The black tripod stands on a pink patterned rug, its legs angled toward a wooden chair that holds a closed equipment case. Behind them, shelves overflow with books, seashells, a bone jaw, and framed photographs. The walls are two different colours—peeling yellow on the left, distressed teal on the right—and are pinned with prints and pictures. The light comes from the left, casting soft shadows across the rug and the chair’s polished wood.

A studio is supposed to be where things are made, but here the only thing pointed at the chair is the tripod itself. The camera is absent, or perhaps it is the one taking the picture. The shelves are not a backdrop; they are the archive. The walls are not a set; they are peeling. This is not a stage for a portrait but a still life of the tools that make portraits.

The title calls it an “easy illusion.” That feels both accurate and too helpful. The clutter is real, the wear is real, the light is real—everything the eye can trust is here. Yet the arrangement—tripod aimed at an empty chair, the shelves curated like a museum of a working life—creates a second layer: the illusion that this scene is accidental. The photograph wants to have it both ways: to show the mess of making and to frame that mess as a composition.

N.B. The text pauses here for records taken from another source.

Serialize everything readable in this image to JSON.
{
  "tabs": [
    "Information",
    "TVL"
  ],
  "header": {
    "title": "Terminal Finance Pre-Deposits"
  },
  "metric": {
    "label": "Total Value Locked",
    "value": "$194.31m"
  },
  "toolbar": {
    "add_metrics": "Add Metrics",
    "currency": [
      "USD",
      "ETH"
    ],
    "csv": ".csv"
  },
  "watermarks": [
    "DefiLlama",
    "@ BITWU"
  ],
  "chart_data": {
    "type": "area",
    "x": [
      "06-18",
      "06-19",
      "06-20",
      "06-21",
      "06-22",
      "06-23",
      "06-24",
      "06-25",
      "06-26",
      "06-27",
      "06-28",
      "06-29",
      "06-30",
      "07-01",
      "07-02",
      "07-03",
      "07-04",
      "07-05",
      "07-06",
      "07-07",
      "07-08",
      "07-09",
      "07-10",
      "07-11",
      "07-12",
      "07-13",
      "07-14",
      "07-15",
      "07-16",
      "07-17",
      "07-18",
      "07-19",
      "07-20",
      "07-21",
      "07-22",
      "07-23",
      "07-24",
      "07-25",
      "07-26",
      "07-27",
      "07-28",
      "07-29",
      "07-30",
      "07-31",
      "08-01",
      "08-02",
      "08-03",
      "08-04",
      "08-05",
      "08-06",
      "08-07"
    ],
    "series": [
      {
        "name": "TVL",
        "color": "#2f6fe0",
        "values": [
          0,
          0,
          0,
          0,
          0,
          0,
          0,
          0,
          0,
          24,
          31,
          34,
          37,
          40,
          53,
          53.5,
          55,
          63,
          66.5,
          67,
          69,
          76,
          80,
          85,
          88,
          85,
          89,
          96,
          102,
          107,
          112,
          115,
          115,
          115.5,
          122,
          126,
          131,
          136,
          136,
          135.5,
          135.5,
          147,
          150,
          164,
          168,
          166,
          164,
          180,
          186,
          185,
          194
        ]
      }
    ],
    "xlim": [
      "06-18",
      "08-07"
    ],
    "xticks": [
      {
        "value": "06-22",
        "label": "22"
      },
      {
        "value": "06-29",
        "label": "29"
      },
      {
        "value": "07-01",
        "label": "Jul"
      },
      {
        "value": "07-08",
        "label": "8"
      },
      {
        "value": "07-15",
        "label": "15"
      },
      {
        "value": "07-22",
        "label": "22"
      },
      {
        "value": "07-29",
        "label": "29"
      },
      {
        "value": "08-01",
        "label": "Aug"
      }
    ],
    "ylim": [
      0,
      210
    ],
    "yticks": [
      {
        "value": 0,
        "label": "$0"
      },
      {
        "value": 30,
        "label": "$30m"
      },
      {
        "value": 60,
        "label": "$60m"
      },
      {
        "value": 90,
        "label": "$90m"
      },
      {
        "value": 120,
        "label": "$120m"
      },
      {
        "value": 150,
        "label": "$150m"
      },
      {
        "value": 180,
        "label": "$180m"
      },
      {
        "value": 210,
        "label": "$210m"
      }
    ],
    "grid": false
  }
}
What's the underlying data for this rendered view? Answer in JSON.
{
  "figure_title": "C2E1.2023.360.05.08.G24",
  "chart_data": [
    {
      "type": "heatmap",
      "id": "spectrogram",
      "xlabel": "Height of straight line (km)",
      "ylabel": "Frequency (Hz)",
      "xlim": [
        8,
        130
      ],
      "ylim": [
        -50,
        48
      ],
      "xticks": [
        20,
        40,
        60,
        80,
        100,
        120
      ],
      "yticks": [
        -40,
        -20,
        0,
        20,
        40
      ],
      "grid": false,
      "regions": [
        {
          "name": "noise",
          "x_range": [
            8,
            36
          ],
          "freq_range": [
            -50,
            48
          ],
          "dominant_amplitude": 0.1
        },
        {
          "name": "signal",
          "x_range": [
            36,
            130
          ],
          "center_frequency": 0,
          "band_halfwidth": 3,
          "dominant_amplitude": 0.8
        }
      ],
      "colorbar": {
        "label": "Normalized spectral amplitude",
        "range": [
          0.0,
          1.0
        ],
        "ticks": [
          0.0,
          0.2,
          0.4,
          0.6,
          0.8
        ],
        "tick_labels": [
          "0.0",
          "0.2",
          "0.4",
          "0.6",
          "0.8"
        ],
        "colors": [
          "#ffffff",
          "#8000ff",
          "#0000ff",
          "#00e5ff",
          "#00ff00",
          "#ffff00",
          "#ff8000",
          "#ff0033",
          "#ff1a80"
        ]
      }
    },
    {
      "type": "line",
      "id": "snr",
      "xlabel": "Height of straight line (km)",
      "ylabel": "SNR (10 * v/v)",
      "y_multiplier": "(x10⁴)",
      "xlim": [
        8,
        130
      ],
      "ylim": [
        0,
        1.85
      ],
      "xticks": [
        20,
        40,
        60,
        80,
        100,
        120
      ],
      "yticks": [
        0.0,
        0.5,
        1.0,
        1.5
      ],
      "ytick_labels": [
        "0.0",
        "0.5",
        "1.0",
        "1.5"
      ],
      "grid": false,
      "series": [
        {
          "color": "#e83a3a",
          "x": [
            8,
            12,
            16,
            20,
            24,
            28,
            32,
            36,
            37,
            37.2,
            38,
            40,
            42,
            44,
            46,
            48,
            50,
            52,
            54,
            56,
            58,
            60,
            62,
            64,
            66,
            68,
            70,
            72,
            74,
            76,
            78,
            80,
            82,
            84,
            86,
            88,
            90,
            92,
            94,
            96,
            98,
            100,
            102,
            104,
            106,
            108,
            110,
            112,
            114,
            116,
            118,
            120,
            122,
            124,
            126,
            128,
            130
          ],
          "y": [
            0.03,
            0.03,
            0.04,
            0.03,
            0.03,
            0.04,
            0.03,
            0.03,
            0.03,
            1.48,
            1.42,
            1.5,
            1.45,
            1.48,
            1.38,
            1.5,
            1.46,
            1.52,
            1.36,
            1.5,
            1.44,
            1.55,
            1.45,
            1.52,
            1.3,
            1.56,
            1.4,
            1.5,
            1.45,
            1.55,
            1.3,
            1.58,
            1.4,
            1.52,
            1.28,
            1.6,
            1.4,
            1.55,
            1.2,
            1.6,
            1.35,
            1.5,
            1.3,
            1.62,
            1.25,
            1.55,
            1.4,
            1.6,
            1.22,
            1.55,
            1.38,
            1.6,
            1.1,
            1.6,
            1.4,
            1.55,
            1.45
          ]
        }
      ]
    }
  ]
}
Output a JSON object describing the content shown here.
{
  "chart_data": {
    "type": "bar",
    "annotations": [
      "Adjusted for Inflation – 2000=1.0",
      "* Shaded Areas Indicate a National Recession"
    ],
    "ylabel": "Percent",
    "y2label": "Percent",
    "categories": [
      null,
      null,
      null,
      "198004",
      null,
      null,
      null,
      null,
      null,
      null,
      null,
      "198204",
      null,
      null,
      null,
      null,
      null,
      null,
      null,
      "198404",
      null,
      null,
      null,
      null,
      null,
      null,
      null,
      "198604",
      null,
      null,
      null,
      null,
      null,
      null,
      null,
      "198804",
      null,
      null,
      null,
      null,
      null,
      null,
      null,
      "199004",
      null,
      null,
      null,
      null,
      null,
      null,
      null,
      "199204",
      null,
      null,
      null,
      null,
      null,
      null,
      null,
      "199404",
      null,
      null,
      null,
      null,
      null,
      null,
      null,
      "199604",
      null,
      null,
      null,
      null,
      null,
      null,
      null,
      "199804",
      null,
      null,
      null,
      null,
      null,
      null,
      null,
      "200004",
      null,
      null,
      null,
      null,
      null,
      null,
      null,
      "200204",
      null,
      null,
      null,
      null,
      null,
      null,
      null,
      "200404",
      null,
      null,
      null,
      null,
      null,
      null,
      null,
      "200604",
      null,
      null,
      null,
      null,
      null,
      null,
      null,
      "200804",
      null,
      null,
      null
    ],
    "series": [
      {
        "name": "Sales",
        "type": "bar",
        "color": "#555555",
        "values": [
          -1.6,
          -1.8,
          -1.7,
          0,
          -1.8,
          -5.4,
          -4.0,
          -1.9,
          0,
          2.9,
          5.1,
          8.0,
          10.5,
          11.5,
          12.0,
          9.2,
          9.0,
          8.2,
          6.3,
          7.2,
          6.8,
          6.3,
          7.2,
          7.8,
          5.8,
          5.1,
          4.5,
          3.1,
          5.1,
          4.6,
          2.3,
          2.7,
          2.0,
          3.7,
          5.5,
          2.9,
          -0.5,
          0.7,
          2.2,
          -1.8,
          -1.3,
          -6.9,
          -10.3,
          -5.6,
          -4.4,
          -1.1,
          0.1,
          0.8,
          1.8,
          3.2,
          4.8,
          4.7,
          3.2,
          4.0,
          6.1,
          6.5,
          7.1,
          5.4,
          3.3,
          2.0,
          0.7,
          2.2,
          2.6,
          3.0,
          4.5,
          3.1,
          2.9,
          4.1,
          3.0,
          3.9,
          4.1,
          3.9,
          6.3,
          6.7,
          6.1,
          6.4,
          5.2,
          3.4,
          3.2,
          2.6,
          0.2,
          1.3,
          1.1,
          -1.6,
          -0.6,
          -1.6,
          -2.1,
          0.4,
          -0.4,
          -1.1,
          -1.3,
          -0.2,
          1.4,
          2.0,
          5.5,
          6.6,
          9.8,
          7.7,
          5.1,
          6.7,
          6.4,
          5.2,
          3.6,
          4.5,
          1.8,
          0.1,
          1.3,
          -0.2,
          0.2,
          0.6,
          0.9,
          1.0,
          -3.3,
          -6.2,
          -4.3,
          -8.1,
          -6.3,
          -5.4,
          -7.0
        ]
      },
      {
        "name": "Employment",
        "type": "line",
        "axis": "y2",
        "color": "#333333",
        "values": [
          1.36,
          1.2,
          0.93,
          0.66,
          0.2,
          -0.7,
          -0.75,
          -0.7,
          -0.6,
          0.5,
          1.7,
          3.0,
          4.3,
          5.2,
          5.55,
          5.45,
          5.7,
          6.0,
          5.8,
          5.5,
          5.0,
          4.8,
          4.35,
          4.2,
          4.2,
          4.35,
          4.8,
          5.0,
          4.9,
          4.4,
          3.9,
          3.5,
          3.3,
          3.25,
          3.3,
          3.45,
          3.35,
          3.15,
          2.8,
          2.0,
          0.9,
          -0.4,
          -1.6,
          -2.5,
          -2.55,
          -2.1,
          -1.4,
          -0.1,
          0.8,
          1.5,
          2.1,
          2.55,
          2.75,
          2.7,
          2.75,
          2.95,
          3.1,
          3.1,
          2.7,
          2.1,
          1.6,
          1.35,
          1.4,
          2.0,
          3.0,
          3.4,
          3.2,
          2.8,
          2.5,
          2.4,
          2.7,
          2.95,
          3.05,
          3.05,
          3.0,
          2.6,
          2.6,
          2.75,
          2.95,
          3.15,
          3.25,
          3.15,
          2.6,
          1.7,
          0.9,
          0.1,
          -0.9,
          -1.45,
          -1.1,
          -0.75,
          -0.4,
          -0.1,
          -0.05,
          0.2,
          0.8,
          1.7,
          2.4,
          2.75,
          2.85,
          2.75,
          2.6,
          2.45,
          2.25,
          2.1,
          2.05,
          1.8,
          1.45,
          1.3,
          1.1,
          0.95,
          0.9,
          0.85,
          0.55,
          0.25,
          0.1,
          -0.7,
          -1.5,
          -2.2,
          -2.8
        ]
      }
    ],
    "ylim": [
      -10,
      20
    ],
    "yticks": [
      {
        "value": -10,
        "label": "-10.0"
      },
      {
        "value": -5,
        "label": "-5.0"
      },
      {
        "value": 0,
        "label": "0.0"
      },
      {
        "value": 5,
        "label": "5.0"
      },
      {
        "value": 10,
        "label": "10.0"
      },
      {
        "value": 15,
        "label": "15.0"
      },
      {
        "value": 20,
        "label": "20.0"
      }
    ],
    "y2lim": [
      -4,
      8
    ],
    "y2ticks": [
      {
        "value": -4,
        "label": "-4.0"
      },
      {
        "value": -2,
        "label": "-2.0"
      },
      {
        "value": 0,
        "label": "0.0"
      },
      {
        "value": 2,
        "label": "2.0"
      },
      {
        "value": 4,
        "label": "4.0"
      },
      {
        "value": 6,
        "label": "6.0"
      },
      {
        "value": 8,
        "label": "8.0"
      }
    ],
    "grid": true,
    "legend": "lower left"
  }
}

Easy Realism distrusts the slick image. This picture is anything but slick. Its tension lies in that distrust: it refuses to clean up, yet it cannot help but compose. That may be its limit. The illusion is not that the studio exists, but that its existence can be shown without becoming a picture. I am not sure it succeeds. The tripod gives the game away: we are looking at a setup, even if the walls are peeling.